Generative Retrieval via Term Set Generation

Recently, generative retrieval emerges as a promising alternative to traditional retrieval paradigms. It assigns each document a unique identifier, known as DocID, and employs a generative model to directly generate the relevant DocID for the input query. A common choice for DocID is one or several natural language sequences, e.g. the title or n-grams, so that the pre-trained knowledge of the generative model can be utilized. However, a sequence is generated token by token, where only the most likely candidates are kept and the rest are pruned at each decoding step, thus, retrieval fails if any token within the relevant DocID is falsely pruned. What's worse, during decoding, the model can only perceive preceding tokens in DocID while being blind to subsequent ones, hence is prone to make such errors. To address this problem, we present a novel framework for generative retrieval, dubbed Term-Set Generation (TSGen). Instead of sequences, we use a set of terms as DocID, which are automatically selected to concisely summarize the document's semantics and distinguish it from others. On top of the term-set DocID, we propose a permutation-invariant decoding algorithm, with which the term set can be generated in any permutation yet will always lead to the corresponding document. Remarkably, TSGen perceives all valid terms rather than only the preceding ones at each decoding step. Given the constant decoding space, it can make more reliable decisions due to the broader perspective. TSGen is also resilient to errors: the relevant DocID will not be pruned as long as the decoded term belongs to it. Lastly, we design an iterative optimization procedure to incentivize the model to generate the relevant term set in its favorable permutation. We conduct extensive experiments on popular benchmarks, which validate the effectiveness, the generalizability, the scalability, and the efficiency of TSGen.

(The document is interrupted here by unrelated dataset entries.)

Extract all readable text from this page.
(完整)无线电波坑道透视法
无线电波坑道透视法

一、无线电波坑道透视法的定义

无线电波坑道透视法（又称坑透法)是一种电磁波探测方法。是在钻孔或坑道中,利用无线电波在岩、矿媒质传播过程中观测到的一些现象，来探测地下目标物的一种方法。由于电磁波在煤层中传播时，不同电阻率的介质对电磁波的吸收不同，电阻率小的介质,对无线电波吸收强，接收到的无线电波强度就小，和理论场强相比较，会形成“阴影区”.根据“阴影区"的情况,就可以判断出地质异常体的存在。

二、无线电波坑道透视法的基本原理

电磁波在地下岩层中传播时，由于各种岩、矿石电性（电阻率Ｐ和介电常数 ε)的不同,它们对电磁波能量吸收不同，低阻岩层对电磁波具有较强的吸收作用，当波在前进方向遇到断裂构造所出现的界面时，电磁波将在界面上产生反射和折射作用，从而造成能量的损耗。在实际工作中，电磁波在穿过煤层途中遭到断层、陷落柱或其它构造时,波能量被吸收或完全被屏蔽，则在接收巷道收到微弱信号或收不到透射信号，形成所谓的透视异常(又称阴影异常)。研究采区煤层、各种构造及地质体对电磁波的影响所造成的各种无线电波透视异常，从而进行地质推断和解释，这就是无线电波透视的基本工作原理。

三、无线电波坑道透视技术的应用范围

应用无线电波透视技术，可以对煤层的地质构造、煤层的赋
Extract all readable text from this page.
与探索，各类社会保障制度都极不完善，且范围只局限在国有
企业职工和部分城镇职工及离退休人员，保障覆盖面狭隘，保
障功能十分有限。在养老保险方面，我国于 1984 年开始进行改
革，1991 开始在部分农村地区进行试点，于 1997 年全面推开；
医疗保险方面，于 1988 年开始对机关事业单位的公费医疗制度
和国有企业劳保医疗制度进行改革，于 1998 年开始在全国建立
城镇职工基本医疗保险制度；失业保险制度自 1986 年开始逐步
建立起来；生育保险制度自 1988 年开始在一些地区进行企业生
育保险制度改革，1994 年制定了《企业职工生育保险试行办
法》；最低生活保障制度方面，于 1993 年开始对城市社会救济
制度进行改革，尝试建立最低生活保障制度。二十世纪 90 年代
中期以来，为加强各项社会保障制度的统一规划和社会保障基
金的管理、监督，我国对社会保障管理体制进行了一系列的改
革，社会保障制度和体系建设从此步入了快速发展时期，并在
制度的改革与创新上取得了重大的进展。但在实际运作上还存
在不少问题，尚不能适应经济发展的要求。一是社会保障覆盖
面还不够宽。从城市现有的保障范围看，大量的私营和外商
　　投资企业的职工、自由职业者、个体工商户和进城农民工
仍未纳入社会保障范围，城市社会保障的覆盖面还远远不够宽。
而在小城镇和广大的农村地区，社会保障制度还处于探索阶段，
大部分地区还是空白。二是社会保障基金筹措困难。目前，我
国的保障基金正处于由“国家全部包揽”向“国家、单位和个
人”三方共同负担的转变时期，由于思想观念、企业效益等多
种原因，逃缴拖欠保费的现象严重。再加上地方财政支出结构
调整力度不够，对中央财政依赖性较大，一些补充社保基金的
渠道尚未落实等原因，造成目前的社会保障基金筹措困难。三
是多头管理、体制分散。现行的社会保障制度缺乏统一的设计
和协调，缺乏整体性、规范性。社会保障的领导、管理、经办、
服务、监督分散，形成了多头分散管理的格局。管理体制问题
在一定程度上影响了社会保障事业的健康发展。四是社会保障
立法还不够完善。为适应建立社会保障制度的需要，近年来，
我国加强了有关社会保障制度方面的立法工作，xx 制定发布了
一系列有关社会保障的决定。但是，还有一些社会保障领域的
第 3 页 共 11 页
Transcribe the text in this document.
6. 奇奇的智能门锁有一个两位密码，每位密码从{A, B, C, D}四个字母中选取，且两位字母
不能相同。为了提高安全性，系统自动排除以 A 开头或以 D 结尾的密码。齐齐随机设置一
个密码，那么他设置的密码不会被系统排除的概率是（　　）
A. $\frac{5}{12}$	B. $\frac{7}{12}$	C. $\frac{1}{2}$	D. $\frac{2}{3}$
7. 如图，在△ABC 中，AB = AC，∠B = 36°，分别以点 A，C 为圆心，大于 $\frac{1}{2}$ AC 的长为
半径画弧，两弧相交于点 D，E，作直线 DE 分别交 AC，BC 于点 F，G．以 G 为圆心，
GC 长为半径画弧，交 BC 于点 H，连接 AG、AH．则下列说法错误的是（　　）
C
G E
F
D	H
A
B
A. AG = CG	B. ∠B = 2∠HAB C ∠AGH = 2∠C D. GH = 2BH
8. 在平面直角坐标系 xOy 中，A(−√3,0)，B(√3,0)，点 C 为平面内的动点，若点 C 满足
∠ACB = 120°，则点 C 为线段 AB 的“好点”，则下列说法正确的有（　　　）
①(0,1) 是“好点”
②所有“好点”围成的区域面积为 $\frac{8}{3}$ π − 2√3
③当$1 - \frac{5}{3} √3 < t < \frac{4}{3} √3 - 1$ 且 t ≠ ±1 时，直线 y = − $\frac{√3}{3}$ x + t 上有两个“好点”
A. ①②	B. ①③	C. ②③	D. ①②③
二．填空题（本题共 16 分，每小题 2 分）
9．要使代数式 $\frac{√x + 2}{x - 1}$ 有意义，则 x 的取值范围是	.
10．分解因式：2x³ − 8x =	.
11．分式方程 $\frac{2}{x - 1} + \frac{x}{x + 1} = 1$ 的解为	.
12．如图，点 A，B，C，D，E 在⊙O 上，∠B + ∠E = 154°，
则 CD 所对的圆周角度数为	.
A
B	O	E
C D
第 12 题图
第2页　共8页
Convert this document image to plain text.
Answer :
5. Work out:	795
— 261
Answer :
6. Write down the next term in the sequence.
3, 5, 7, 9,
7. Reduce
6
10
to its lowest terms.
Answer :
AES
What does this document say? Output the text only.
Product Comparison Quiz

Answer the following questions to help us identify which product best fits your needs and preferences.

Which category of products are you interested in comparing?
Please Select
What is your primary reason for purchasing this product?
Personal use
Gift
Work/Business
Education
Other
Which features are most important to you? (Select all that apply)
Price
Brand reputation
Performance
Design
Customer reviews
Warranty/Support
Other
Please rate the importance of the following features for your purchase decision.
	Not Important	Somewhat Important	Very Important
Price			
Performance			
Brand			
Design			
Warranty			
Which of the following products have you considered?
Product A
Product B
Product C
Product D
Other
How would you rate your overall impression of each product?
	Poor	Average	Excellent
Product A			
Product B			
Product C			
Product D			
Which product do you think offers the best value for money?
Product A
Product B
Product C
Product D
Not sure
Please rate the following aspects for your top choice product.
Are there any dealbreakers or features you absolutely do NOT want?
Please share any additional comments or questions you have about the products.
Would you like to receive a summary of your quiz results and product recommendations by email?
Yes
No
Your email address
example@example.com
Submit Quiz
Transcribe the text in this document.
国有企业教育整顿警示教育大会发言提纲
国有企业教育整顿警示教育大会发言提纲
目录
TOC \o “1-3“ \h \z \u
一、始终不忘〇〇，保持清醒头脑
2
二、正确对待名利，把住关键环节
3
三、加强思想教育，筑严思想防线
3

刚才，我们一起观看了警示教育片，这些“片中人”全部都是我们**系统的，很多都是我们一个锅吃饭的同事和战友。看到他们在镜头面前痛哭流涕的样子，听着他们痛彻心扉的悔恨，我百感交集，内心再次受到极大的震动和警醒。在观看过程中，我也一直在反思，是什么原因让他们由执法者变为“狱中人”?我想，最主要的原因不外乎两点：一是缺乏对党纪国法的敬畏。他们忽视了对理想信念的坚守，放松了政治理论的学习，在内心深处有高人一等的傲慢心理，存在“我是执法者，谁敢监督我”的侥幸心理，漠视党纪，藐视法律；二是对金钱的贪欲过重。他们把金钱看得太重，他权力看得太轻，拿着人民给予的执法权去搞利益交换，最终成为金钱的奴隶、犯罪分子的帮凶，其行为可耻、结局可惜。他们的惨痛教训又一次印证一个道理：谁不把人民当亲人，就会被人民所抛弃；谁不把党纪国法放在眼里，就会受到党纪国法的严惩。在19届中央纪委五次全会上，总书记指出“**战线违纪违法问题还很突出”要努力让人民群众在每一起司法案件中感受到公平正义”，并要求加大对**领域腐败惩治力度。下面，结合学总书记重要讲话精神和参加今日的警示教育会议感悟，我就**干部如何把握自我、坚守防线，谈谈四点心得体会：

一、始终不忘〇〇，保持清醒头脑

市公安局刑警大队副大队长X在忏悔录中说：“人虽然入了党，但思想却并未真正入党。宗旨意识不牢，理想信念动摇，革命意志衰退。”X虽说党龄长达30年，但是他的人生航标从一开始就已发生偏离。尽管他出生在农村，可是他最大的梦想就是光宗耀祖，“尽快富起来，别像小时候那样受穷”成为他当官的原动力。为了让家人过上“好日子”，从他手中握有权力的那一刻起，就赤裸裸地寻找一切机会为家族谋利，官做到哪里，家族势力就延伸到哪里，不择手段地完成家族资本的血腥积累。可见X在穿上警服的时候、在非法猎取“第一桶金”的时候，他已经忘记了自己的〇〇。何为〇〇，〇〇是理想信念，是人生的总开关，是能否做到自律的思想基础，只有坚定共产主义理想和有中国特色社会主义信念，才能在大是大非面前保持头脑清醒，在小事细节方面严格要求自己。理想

翻译：近年来，生成式检索作为一种有前景的传统检索范式替代方案崭露头角。该方法为每个文档分配唯一标识符（即DocID），并利用生成模型直接为输入查询生成相关DocID。DocID的常见选择是一个或多个自然语言序列（如标题或n-gram），以便利用生成模型的预训练知识。然而，序列是通过逐词元生成方式构建的，在每一步解码中仅保留最可能的候选项，其余均被剪枝。因此，若相关DocID中的某个词元被错误剪枝，检索就会失败。更严重的是，解码过程中模型仅能感知DocID中已生成的词元，而无法获知后续词元，因此极易产生此类错误。为解决该问题，我们提出了一种名为术语集合生成（TSGen）的新型生成式检索框架。不同于序列形式，我们采用术语集合作为DocID，这些术语被自动选取以简洁概括文档语义并区别于其他文档。基于术语集合DocID，我们提出了一种置换不变解码算法，该算法允许术语集合以任意排列顺序生成，但始终能正确索引对应文档。值得注意的是，TSGen在每一步解码中不仅能感知已生成术语，还能观测所有有效术语。在恒定解码空间下，更广阔的视角使其能做出更可靠的决策。此外，TSGen对错误具有鲁棒性：只要解码出的术语属于相关DocID，该DocID便不会被剪枝。最后，我们设计了迭代优化流程，激励模型以其偏好的排列方式生成相关术语集合。在主流基准数据集上的大量实验验证了TSGen的有效性、泛化性、可扩展性和高效性。